We’ve all heard “big data” used as a buzz word, but what does it really mean in the case of your scientific data analysis? It turns out that what constitutes “big” is relative to the computational resources you have available to you for the project. The amount of data that is available both from modern instruments as well as from internet sources means that for many projects, the amount of data that you would like to use for your analysis exceeds the capacity of the computer that you are using. This is particularly the case if you are doing most of your analysis on your personal laptop. 8  Importing Data III: When Your Data Appetite is Bigger than Your Laptop focuses on these scenarios. It starts with discussing the different types of characteristics of a computer that make it more or less amenable to different types of data analysis projects. It then goes through the different options for using remote cloud computing resources to process data sets that exceed the capacity of your local machine.

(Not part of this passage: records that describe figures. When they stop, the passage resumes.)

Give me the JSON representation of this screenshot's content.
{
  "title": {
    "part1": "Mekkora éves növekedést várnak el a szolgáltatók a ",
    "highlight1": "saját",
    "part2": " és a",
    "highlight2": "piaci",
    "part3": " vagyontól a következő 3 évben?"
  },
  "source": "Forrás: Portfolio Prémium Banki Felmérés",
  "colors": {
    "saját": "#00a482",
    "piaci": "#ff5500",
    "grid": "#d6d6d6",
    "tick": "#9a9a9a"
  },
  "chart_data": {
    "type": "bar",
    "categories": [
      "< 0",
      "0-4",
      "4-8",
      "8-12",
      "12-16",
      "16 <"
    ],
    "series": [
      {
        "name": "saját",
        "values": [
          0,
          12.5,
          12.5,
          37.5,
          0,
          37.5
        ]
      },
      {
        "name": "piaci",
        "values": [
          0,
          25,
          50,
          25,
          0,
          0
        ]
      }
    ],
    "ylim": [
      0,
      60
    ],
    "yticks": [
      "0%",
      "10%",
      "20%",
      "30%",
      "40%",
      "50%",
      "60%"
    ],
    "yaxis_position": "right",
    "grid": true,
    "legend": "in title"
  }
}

However, before you download a fresh dataset onto the computer you’re going to use for analysis, you’re going to need to make some decisions about how that data is analyzed processed and potentially shared. It’s rather important to make these kind of decisions early on in your project, because some data sets need to be analyzed in a way that respects their protected characteristics. Think, for example, about health data or data from tribal governments, both of which need to be handled with appropriate care. In the realm of environmental data, sometimes things like the GPS coordinates of a remnant population of a highly endangered species need to be thoughtfully managed as well. If your data do not have these types of restrictions, however, the recent movement toward open data in scientific research and publishing mean that the expectation is that the datasets you work with will be shared upon publication of the related research, if not earlier. In order to make the shared data useable to others, providing appropriate documentation and metadata are key. In 9  Tearing down data walls, we go over the walls that can keep data locked away, and how to embrace open science principles to maximize the ability of your work to be built on by others.

Finally, we end this section in Chapters 10  Data Science Workflows II: Managing your computational environment and 11  Environments for Data Science II: Supplemental languages for Environmental Data Science by talking about how to track and manage your computational environment as an important component of the inputs to your analysis. Being able to re-run the code you write and get the same output on a different computer is not a given. Different operating system versions, different programming languages, and different software package versions can all make it difficult to re-run something that initially worked smoothly. This is certainly true if you are sharing your work upon publication and want to make it easier for reviewers or collaborators to understand how and what you did, but it is also perhaps most true for your own most important collaborator – yourself. We can’t tell you how many times we’ve set aside a project, only to come back to it six months or several years later and spend days getting the code functional again because the computational environment wasn’t recorded.

By the end of this section, you should have a grasp of the major ways to work with data sets of any size, either locally or in the cloud. You’ll also understand new ways in which you can ensure your data analysis efforts are reusable and reproducible, and also some best practices for handling your code and data while your working with it so as to facilitate sharing and archiving throughout your project.